The Jakarta Post
Indonesia is expected to receive another grant for its efforts to reduce carbon emissions and deforestation, despite the numerous devastating forest and land fires of the past few years.
The government is set to receive a grant of US$103.8 million from the Green Climate Fund (GCF), after an announcement at the 26th meeting of the fund’s administrators from Aug. 18 to 21.
The grant is to be awarded through the results-based payment scheme of the Reducing Emissions from Deforestation and Forest Degradation (REDD+) initiative based on Indonesia’s claim of having avoided 20.3 million tons of carbon dioxide emissions between 2014 and 2016.
“This is further proof of Indonesia’s commitment to mitigating climate change,” Environment and Forestry Minister Siti Nurbaya Bakar said during a virtual press conference on Thursday.
Under the 2016 Paris Agreement, the landmark pact of the United Nations Framework Convention on Climate Change (UNFCCC), Indonesia vowed to reduce its emissions by 29 percent against a business as usual projection by 2030, and up to 41 percent with international assistance.
Based on its second Biennial Update Report (BUR-2) on the Environment in 2018, the government would need at least $247.2 billion to be able to achieve its emissions reduction target.
Over the past five years, about 3.9 percent of the annual state budget, or Rp 89.6 trillion ($6.13 billion), has been allocated for climate change mitigation.
The GCF grant is another incentive from international donors Indonesia has received as part of its commitment to combating deforestation.
In late May, the government announced it was eligible to receive $56 million from Norway also under the REDD+ scheme but based on a bilateral agreement.
“We congratulate the environment and forestry minister and her team for successfully getting approval for the grant from the GCF, which is based on emission reductions and deforestation mitigation pursuant of REDD+,” said Finance Minister Sri Mulyani during the virtual event.
She said the funds would be channeled through the Environmental Estate Fund (BPDLH), a public service agency under the Finance Ministry tasked with managing funds for environmental protection and conservation.
The grant is to be used over the course of four years to support the implementation of REDD+ and improve provincial forest management, the minister added.
Sri Mulyani said the government was also currently pursuing other environmental grants, including the Forest Carbon Partnership and BioCarbon Fund schemes, which would net the government $110 million and $60 million, respectively.
She also said her ministry had introduced climate change mitigation measures such as tax incentives for the renewable energy industry, climate budget tagging and green bonds, among other things.
The GCF grant was approved even as the country continues to face the annual threat of wildfires, which has peaked in recent years.
According to Environment and Forestry Ministry data, 1.65 million hectares of forests were lost to fires last year, second only to the 2.61 million ha that burned during the massive 2015 fires.
The 2015 fires were considered the worst in two decades, costing the country more than $16 billion.

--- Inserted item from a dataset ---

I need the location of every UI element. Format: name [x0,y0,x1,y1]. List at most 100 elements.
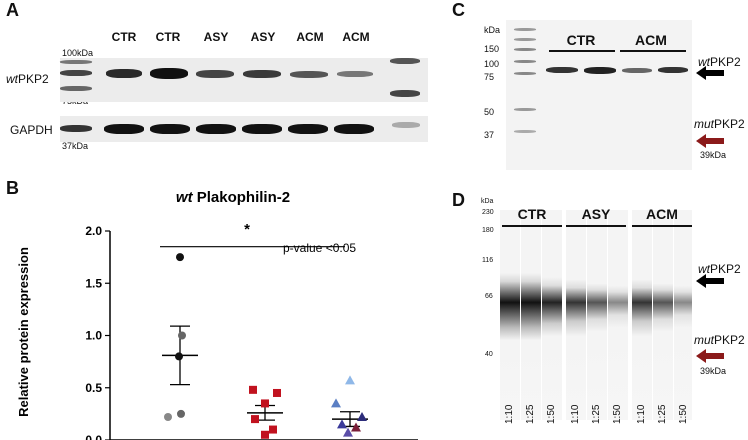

The highest annual rate came between 1996 and 2000 when 3.5 million ha of forest burned.
To date, 38,772 ha of forest has burned in 2020.
However, the awarding of the grants has not been without criticism.
A group of civil society organizations issued an open letter regarding the disbursement of the GCF REDD+ funds to Indonesia and Colombia, arguing that the countries’ emission reduction claims were not accurate, in part due to the period-based selective data parsing.
“The majority of REDD+ emission reductions claimed must thus be regarded as paper reductions that bear little resemblance to the actual emissions that were avoided,” environmentalists said on Aug. 17.
The letter’s signatories, comprising 85 civil society groups including 15 from Indonesia, called on the GCF Board to refrain from approving future REDD+ funding requests.
The government initially applied for the GCF grants based on its achievements between 2013 and 2017, but only results collected between 2014 and 2016 were approved by the GCF board.
According to official data, Indonesia lost 493,300 ha of forests in 2017 and 2018, although 53,900 ha of forest cover was replanted, trimming the net loss to 439,400 ha.
From 2018 to 2019, Indonesia lost 465,500 ha of forests and replanted just 3,100 ha, bringing the net forest cover loss to 462,400 ha.
Minister Siti acknowledged that the open letter had been discussed during the recent GCF board meeting.
“What we must understand is that this [long] process followed the proper methodology, systems and data in a transparent manner, and was verified by an entity accredited by the UNFCCC, which is [part of] the UNDP [UN Development Program],” she said.